White Mountains Insurance delivers sharp earnings rebound

A landmark MGA sale, strong investment performance and disciplined underwriting all boosted the company's performance

White Mountains Insurance delivers sharp earnings rebound

Insurance News

By Josh Recamara

White Mountains Insurance Group delivered a sharp earnings rebound in 2025, reporting comprehensive income attributable to common shareholders of $837 million in Q4 and $1.109 billion for the full year, versus a loss of $131 million in Q4 2024 and income of $230 million in the prior year.

Across the health insurance sector, 2025 results were generally solid but more incremental, as carriers managed higher utilization and medical inflation against disciplined pricing. White Mountains’ trajectory was far steeper, driven by sizable capital gains, strong underwriting performance, and robust investment returns.

Book value, capital actions, and sector context

Book value per share (BVPS) rose to $2,188 as of December 31, 2025, up 18% in Q4 and 25% for the year, including dividends. The largest single driver was the sale of California‑focused MGA Bamboo, which added roughly $320 per share to BVPS and generated a net gain of $816 million for the year after compensation costs. Excluding MediaAlpha, the investment portfolio returned 2.0% in Q4 and 8.9% for 2025, while the consolidated portfolio returned 2.3% and 9.1%, respectively.

By contrast, health insurers’ 2025 earnings leaned more heavily on recurring premium and fee income than on crystallized gains. White Mountains’ year had more of a capital‑allocator profile, using M&A and portfolio rotation to unlock value and amplify investment upside.

CEO Liam Caffrey described 2025 as “an excellent year,” citing the Bamboo transaction, “solid results” from operating companies, and “good investment returns”. The group repurchased $193 million of stock in Q4 and $203 million over the full year, ending 2025 with around $1 billion of undeployed capital. In a market where health insurers largely focused on steady dividends and routine buybacks, that level of dry powder leaves White Mountains well placed to pursue new opportunities.

Underwriting versus health insurance trends

The Ark/WM Outrigger segment posted combined ratios of 77% in Q4 and 81% for 2025, with segment gross written premium rising to $2.557 billion from $2.207 billion in 2024. Ark alone delivered an 83% full‑year combined ratio and 16% GWP growth, absorbing catastrophe losses from Hurricane Melissa and the January 2025 California wildfires.

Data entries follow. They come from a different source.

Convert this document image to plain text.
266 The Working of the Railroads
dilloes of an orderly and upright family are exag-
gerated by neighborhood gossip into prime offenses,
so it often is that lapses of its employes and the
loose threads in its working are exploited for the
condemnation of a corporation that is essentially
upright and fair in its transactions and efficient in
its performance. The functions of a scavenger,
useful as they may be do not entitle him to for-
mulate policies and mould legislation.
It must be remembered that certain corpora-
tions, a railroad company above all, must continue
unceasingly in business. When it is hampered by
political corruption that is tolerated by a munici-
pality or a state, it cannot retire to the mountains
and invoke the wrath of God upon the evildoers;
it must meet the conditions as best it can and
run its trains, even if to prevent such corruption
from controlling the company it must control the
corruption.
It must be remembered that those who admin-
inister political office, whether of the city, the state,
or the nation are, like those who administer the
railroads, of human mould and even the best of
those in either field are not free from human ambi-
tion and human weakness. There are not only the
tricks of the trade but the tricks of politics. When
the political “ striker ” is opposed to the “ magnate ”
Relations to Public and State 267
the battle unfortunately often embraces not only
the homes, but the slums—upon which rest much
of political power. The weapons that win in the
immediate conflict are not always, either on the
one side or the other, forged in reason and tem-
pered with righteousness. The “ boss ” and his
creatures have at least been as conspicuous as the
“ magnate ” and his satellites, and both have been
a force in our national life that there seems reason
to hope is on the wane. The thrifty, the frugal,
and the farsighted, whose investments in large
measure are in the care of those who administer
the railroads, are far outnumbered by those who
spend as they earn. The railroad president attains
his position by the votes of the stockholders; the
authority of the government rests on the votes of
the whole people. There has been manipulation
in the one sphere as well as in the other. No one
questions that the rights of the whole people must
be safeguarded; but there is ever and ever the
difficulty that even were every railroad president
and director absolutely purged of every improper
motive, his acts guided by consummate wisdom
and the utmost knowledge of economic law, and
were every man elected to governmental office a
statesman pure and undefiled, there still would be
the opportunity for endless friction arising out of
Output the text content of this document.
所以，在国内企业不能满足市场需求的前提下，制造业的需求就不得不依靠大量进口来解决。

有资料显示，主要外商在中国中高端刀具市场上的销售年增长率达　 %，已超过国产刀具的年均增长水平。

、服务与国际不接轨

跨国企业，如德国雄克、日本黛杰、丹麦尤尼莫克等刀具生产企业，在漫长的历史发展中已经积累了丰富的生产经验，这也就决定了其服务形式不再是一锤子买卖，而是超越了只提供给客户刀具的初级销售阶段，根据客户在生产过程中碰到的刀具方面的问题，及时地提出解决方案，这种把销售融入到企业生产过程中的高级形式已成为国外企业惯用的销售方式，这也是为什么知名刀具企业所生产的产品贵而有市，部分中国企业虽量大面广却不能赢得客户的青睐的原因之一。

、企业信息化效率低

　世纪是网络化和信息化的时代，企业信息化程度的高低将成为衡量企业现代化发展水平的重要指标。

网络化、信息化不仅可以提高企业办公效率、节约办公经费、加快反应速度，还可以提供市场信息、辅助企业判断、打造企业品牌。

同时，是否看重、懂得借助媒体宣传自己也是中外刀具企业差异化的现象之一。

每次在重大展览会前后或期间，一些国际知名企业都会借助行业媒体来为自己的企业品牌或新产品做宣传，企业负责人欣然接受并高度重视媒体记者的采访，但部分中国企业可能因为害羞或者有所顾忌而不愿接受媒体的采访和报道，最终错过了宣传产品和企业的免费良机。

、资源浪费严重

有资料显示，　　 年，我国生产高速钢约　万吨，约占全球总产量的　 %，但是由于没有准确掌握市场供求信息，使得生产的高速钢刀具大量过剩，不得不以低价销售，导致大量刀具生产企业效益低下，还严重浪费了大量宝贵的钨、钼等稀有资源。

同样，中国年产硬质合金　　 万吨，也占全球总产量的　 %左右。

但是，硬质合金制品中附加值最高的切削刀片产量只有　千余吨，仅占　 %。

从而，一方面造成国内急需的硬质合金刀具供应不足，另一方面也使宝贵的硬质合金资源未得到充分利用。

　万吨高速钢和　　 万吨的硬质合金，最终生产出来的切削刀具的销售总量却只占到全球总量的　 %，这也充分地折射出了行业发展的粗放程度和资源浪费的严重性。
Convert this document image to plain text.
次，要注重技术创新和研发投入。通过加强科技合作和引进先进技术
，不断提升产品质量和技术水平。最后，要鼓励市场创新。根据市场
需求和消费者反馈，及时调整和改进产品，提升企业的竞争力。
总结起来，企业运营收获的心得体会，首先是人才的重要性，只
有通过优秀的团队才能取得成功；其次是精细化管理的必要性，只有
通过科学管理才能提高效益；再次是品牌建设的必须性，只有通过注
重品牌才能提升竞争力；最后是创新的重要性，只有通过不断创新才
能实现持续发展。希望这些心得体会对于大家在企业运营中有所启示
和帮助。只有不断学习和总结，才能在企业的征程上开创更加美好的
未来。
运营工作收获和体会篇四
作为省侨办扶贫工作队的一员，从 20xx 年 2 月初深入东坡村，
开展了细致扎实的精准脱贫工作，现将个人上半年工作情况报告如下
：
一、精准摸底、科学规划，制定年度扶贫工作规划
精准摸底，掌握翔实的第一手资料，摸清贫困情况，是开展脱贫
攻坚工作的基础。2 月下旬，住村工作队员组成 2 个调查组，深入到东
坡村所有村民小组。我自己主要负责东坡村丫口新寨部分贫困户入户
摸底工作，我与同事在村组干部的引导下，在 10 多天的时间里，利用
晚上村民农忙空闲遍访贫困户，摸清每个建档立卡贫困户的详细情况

Health insurers in 2025 continued to manage earnings through medical cost ratios and utilization, with less exposure to event‑driven volatility. Ark/WM Outrigger’s low‑80s combined ratio demonstrates comparable margin discipline in a risk profile far more exposed to catastrophe events, while WM Outrigger Re’s combined ratio improvement to 57% for 2025 from 60% contrasts with the more gradual margin moves typical in health benefits businesses.

Diversified platforms, M&A, and investment leverage

HG Global swung from a $66 million pre‑tax loss in 2024 to $45 million of pre‑tax income in 2025, underscoring White Mountains’ exposure to municipal finance alongside traditional risk lines. Kudu Investment Management generated total revenues of $183 million, pre‑tax income of $140 million, and a 13% ROE - a level broadly in line with many leading health insurers but sourced from asset‑management and investment economics rather than health benefits.

Distinguished, acquired on Sept. 2 last year, contributed $145 million of managed premiums and $43 million of commission and fee revenue in Q4, alongside ScaleCo adjusted EBITDA of $9 million, albeit with a pre‑tax loss as integration and growth investments ramped up. As in the health insurance market, where carriers are building out care delivery and technology capabilities, White Mountains is using targeted M&A to deepen distribution and program administration, accepting near‑term earnings drag for longer‑term scale.

Bamboo, sold to CVC Capital Partners for $848 million in net cash proceeds, produced managed premiums of $766 million and MGA adjusted EBITDA of $106 million to the sale date, with White Mountains retaining a 15% fully diluted equity interest valued at $250 million. MediaAlpha’s share price increase lifted the carrying value of White Mountains’ 27% stake to $231 million, with each $1 move in the stock now shifting BVPS by around $7.